Although Yeltsin pushed Russia to embrace democracy and a market economy, many of its citizens will remember him mostly for presiding over the country's steep decline.

He was a contradictory figure, rocketing to popularity in the Communist era on pledges to fight corruption - but proving unable, or unwilling, to prevent the looting of state industry as it moved into private hands during his nine years as Russia's first freely elected president.

He steadfastly defended freedom of the press, but was a master at manipulating the media.

He amassed as much power as possible in his office - then gave it all up in a dramatic New Year's address at the end of 1999.

Yeltsin's greatest moments came in bursts. He stood atop a tank to resist an attempted coup in August 1991, and spearheaded the peaceful end of the Soviet state on Dec. 25 of that year. Ill with heart problems, and facing possible defeat by a Communist challenger in his 1996 re-election bid, he marshaled his energy and sprinted through the final weeks of the campaign. The challenge transformed the shaky convalescent into the spry, dancing candidate.

But Yeltsin was an inconsistent reformer who never took much interest in the mundane tasks of day-to-day government and nearly always blamed Russia's myriad problems on subordinates.
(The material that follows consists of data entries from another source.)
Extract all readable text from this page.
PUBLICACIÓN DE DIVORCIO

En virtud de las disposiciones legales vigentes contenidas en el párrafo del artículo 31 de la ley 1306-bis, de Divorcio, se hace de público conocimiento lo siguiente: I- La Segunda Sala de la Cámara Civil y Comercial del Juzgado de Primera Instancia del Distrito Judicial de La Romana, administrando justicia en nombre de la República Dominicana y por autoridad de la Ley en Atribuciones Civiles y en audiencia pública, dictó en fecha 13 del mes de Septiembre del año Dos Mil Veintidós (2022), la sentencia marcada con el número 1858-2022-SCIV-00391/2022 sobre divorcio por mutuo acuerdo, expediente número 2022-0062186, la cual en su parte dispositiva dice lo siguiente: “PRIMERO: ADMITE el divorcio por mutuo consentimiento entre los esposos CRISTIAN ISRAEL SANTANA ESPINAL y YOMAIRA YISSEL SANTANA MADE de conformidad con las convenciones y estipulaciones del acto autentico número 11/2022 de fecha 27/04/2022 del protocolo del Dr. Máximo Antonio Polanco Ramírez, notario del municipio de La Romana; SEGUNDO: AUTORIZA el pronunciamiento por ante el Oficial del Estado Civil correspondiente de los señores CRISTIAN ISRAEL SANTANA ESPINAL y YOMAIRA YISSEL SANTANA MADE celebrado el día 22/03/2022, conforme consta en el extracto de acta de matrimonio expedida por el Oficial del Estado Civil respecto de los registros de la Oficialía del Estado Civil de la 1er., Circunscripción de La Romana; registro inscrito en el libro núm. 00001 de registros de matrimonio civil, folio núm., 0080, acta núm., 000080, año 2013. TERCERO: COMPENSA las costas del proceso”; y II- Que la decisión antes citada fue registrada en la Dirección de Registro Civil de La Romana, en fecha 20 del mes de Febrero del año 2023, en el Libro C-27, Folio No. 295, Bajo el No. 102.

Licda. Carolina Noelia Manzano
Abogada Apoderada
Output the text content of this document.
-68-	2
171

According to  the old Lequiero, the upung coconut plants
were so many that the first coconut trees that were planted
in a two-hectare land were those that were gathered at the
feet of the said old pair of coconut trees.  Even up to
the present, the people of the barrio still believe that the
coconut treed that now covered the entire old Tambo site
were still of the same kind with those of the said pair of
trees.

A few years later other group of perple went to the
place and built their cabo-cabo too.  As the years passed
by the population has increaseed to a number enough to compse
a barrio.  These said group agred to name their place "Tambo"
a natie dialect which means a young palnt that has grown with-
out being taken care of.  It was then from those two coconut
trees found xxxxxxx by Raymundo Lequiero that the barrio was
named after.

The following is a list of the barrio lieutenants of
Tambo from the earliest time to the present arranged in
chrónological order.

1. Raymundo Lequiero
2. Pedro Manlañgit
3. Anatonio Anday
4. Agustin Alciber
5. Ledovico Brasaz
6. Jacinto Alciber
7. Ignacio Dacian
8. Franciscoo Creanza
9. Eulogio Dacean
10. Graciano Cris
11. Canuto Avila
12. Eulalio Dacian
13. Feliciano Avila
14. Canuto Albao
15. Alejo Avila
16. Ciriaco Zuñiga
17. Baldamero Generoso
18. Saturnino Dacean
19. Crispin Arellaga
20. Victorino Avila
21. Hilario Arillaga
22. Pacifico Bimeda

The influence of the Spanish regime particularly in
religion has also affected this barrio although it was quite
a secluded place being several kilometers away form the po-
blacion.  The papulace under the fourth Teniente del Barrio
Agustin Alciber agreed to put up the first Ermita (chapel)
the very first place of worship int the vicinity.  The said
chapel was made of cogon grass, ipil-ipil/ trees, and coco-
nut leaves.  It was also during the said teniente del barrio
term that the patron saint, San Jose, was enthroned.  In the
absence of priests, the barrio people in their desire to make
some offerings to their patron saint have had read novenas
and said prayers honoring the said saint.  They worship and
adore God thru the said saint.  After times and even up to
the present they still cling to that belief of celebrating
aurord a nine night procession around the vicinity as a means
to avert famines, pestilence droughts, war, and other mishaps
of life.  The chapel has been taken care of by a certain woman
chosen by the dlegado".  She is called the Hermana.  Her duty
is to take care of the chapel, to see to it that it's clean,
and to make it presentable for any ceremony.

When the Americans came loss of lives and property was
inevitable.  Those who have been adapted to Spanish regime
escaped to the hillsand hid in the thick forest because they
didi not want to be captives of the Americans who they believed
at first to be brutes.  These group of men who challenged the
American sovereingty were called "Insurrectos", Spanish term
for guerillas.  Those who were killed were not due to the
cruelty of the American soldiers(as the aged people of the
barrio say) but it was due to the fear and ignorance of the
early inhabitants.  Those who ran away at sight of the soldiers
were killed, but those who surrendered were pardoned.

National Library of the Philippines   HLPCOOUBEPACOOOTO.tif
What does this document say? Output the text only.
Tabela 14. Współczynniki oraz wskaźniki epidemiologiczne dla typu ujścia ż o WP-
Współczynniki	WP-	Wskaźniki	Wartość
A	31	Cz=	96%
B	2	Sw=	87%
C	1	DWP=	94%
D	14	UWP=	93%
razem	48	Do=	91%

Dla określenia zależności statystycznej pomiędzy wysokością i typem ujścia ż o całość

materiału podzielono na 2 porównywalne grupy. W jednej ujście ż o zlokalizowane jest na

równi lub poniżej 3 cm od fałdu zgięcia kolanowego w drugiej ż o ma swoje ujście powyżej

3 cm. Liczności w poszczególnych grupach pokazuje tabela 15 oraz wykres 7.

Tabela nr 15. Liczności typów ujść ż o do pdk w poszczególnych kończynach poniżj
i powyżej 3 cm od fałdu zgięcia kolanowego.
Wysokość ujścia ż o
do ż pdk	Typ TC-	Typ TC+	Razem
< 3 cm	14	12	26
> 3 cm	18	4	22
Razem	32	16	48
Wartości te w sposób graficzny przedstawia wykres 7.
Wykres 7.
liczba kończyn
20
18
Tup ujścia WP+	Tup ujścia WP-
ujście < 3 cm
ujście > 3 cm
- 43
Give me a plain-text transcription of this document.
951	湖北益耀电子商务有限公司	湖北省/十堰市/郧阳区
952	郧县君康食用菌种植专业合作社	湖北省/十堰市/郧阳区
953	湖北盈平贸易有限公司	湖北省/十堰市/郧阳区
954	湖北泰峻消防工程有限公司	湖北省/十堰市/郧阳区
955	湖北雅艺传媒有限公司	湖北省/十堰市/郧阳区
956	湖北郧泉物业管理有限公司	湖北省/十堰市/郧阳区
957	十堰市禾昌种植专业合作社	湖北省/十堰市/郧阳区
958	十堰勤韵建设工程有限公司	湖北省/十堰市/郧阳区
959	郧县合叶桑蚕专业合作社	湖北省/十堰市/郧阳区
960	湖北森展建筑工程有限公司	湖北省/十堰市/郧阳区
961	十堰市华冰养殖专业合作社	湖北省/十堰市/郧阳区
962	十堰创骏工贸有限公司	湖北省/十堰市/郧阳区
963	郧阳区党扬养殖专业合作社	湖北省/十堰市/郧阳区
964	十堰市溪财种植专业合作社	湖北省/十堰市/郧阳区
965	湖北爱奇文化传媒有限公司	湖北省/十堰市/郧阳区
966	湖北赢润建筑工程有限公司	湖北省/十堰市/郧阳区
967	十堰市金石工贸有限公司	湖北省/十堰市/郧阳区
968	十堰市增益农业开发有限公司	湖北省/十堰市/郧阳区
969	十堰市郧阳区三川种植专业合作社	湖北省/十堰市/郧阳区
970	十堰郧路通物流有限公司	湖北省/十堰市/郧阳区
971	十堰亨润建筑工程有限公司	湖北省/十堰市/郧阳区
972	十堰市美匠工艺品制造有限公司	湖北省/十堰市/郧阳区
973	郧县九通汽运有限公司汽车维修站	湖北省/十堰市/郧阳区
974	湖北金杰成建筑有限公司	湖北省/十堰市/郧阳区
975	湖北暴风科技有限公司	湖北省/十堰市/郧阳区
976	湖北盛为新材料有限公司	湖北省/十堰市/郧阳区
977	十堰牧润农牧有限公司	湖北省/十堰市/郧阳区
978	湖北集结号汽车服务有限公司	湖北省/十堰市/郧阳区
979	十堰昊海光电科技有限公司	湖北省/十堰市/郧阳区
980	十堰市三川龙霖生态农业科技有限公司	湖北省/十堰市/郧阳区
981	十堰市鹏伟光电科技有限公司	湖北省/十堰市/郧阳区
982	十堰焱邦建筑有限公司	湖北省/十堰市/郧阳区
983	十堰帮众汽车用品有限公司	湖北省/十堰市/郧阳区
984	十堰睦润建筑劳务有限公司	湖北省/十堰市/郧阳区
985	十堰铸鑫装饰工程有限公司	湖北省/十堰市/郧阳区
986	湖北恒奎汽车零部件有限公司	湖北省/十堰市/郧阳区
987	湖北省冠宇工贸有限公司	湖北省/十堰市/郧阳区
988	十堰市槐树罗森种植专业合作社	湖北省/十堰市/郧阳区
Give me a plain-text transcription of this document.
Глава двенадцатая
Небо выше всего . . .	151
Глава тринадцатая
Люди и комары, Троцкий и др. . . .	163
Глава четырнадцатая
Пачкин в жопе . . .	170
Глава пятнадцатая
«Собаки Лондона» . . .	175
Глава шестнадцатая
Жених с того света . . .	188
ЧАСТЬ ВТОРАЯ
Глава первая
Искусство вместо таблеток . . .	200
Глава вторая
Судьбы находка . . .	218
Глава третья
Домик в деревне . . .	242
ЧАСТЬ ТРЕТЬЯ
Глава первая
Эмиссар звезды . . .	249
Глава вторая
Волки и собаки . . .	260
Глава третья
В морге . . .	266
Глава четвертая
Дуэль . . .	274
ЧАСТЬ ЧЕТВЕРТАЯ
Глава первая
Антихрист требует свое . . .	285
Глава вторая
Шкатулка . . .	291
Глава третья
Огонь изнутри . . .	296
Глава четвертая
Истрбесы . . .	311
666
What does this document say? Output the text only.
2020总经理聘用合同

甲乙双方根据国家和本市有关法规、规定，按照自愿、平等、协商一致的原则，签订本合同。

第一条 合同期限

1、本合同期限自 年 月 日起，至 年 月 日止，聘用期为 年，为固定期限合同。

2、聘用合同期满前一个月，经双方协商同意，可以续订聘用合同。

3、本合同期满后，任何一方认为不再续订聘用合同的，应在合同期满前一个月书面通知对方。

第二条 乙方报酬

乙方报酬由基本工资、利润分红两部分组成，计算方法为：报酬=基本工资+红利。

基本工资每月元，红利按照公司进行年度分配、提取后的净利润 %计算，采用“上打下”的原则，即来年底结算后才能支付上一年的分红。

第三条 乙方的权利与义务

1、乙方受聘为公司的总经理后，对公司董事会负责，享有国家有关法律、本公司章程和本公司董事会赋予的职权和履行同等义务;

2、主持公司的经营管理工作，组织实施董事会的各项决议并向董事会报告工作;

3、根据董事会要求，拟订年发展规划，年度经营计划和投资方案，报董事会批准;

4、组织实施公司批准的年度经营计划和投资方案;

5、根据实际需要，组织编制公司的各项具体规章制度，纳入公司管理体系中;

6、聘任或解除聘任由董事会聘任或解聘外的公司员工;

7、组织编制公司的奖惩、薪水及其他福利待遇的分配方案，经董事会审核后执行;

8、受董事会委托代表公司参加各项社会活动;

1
Yeltsin damaged his democratic credentials by using force to solve political disputes, though he claimed his actions were necessary to keep the country together.

He sent tanks and troops in October 1993 to flush armed, hard-line supporters out of a hostile Russian parliament after they had sparked violence in the streets of Moscow. And in December 1994, Yeltsin launched a war against separatists in the southern republic of Chechnya.

Tens of thousands of people were killed in the Chechnya conflict, and a defeated and humiliated Russian army withdrew at the end of 1996. The war solved nothing - and Russian troops resumed fighting in the breakaway region in fall 1999.
Actually, the AP article gets it wrong. He didn't engineer the final collapse so much as manage its collapse in fits and starts. Yeltsin attempted to fill the shoes of Gorbochev, and did so quite unevenly.

There were moments where he shone - such as diffusing the attempt to take over the government in 1991 and again in 1993, but his refusal to deal with corruption and the heavy handed tactics utilized in Chechnya diminish his stature considerably.

The ongoing mess in Chechnya is one that the Russian government is still trying to deal with. Chechnya is a major thorn in the side of the Russian government and hundreds of thousands have died and been displaced as a result of ongoing fighting in the region. It has become a terrorist haven, some with links to al Qaeda.